Suspense. Que va-t-il se produire ? La jeune femme va-t-elle décliner l’offre sous prétexte de sa pauvreté ? Proposer une autre femme plus apte à accomplir cette mission immense ? Va-t-elle demander un délai de réflexion ? Suggérer d’avoir un entretien préalable avec ses parents ?…
Simple et sublime la réponse finale de Marie :
« Voici la servante du Seigneur : que tout se passe pour moi comme tu l’as dit ». Et l’Ange la quitta.
Se présenter comme servante de Dieu n’est pas une confession de modestie : c’est, en toute liberté, s’offrir à la réalisation du projet de Dieu pour l’humanité. Don de soi sans retenue, audacieux, sans exiger d’assurance pour l’avenir. Les mains ouvertes devant toi, Seigneur…Que tout se passe… : Marie laisse carte blanche à Dieu sur son avenir. Elle ignore ce que cache ce « tout ». Et l’Ange ne reviendra jamais pour la consoler.
Imiter Marie
Ce texte fondamental sur l’écoute nous apprend à prier en vérité :
Écarter la dictature des médias et du bruit perpétuel. Oser entrer en silence. Tel que l’on est.
Ouvrir le Livre : s’arrêter sur un passage – lire lentement – relire –
Demander la venue de l’interprète divin. Surtout ne jamais croire que l’on a tout compris
Ne pas s’étonner de la surprise, de la peur, du bouleversement
Présenter son incompréhension, ses interrogations sur le sens des mots
Percevoir que moi, lecteur, je suis sollicité pour devenir acteur. Je peux ou non accepter.
Se rappeler les témoins qui, avant nous, sont entrés sur le chemin de l’Évangile : nous sommes toujours précédés.
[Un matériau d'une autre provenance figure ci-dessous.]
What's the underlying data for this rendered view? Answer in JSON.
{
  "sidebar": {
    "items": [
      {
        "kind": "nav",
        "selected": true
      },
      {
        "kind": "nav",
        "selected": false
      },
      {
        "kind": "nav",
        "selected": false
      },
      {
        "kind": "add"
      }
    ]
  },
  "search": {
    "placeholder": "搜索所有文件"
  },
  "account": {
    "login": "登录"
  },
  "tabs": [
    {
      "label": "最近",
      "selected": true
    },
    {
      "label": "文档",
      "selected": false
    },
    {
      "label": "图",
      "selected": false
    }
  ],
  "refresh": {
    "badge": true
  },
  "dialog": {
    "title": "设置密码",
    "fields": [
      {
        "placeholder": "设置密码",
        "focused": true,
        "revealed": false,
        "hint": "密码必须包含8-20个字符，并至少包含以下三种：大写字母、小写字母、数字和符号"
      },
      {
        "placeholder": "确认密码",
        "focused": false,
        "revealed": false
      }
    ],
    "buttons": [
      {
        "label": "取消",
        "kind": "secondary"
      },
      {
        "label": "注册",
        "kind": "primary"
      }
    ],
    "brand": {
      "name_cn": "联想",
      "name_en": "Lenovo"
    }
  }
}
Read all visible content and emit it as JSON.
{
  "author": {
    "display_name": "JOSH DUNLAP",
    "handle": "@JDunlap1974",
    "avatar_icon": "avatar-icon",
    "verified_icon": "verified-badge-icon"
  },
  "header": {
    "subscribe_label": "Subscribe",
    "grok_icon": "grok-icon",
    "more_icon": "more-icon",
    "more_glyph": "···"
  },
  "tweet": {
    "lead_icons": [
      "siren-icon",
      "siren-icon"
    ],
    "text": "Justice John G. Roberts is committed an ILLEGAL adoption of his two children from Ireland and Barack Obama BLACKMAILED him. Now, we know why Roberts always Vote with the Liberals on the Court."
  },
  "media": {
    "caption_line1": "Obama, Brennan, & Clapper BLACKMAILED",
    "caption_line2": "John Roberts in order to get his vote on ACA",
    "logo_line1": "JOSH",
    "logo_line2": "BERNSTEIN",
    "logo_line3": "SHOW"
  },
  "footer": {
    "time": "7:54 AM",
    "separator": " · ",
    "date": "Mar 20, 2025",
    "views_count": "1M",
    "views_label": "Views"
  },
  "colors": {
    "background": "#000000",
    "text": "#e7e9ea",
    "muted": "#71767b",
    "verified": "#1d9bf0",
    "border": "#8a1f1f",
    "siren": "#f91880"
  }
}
Librement, consciemment, décider son engagement : servir Dieu = accomplir la Parole aujourd’hui
Enfin et surtout : ne pas oublier d’imiter Marie dans la suite :
1) Marie part sur le champ chez sa cousine afin de la servir : le service de Dieu se traduit tout de suite par le service du prochain.
2) Comblée de Joie, Marie éclate en action de grâce : « Magnificat… ». le cœur est comblé de la plénitude qu’il a reçu gratuitement dans sa pauvreté.
Ainsi le Fils, en nous, par nous, poursuit son incarnation.